Research output: Contribution to journal › Article
Background Patients with critical limb ischaemia have a high rate of amputation and mortality. We tested the hypothesis that non-viral 1 fibroblast growth factor (NV1FGF) would improve amputation-free survival.
Methods In this phase 3 trial (EFC6145/TAMARIS), 525 patients with critical limb ischaemia unsuitable for revascularisation were enrolled from 171 sites in 30 countries. All had ischaemic ulcer in legs or minor skin gangrene and met haemodynamic criteria (ankle pressure <70 mm Hg or a toe pressure <50 mm Hg, or both, or a transcutaneous oxygen pressure <30 mm Hg on the treated leg). Patients were randomly assigned to either NV1FGF at 0.2 mg/mL or matching placebo (visually identical) in a 1:1 ratio. Randomisation was done with a central interactive voice response system by block size 4 and was stratified by diabetes status and country. Investigators, patients, and study teams were masked to treatment. Patients received eight intramuscular injections of their assigned treatment in the index leg on days 1, 15, 29, and 43. The primary endpoint was time to major amputation or death at 1 year analysed by intention to treat with a log-rank test using a multivariate Cox proportional hazard model. This trial is registered with ClinicalTrials.gov, number NCT00566657.

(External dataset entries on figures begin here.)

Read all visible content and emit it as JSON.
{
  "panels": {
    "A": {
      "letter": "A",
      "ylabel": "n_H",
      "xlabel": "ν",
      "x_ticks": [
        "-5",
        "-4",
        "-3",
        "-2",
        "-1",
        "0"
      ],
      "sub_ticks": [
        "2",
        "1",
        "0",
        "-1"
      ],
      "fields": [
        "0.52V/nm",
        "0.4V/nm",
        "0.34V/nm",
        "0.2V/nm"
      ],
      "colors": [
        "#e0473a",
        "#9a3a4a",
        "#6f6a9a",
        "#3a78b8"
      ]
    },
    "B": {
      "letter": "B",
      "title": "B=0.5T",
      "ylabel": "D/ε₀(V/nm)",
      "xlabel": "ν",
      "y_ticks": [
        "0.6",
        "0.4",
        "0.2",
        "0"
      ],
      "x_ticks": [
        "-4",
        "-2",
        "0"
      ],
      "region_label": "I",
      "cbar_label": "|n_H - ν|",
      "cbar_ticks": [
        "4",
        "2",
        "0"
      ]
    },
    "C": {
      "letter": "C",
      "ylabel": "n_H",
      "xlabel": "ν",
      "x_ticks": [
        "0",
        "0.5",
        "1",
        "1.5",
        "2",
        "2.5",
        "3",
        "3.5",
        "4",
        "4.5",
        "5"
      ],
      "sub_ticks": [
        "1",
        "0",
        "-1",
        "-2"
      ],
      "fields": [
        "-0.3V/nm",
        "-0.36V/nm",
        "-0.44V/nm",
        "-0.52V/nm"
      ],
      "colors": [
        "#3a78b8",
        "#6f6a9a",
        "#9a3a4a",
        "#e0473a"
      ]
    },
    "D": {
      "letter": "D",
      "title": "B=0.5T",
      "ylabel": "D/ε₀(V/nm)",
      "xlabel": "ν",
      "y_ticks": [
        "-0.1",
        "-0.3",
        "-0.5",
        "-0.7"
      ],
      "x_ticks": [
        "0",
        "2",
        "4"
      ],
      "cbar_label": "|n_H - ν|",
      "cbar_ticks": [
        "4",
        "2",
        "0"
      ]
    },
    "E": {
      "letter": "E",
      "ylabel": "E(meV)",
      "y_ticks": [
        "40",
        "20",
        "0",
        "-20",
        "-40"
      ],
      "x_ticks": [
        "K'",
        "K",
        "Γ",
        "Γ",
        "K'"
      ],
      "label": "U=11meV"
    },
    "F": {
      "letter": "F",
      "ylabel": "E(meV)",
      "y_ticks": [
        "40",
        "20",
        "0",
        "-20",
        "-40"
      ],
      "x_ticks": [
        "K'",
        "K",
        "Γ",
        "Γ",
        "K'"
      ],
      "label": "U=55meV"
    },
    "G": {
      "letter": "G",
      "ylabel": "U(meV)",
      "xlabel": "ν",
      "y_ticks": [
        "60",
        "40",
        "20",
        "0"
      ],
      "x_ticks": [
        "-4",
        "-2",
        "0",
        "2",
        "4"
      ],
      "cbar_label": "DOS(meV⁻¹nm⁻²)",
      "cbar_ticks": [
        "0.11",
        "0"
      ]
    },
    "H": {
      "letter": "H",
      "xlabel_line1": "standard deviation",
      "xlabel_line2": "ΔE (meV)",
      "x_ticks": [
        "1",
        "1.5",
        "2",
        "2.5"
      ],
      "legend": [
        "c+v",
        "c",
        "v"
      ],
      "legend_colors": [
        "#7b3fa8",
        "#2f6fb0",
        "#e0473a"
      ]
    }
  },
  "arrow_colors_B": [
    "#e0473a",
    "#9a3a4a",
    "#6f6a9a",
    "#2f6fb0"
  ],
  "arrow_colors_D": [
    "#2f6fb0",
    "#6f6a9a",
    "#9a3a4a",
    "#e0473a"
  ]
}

Findings 259 patients were assigned to NV1FGF and 266 to placebo. All 525 patients were analysed. The mean age was 70 years (range 50-92), 365 (70%) were men, 280 (53%) had diabetes, and 248 (47%) had a history of coronary artery disease. The primary endpoint or components of the primary did not differ between treatment groups, with major amputation or death in 86 patients (33%) in the placebo group, and 96 (36%) in the active group (hazard ratio 1.11, 95% CI 0.83-1.49; p=0.48). No significant safety issues were recorded.
Interpretation TAMARIS provided no evidence that NV1FGF is effective in reduction of amputation or death in patients with critical limb ischaemia. Thus, this group of patients remains a major therapeutic challenge for the clinician.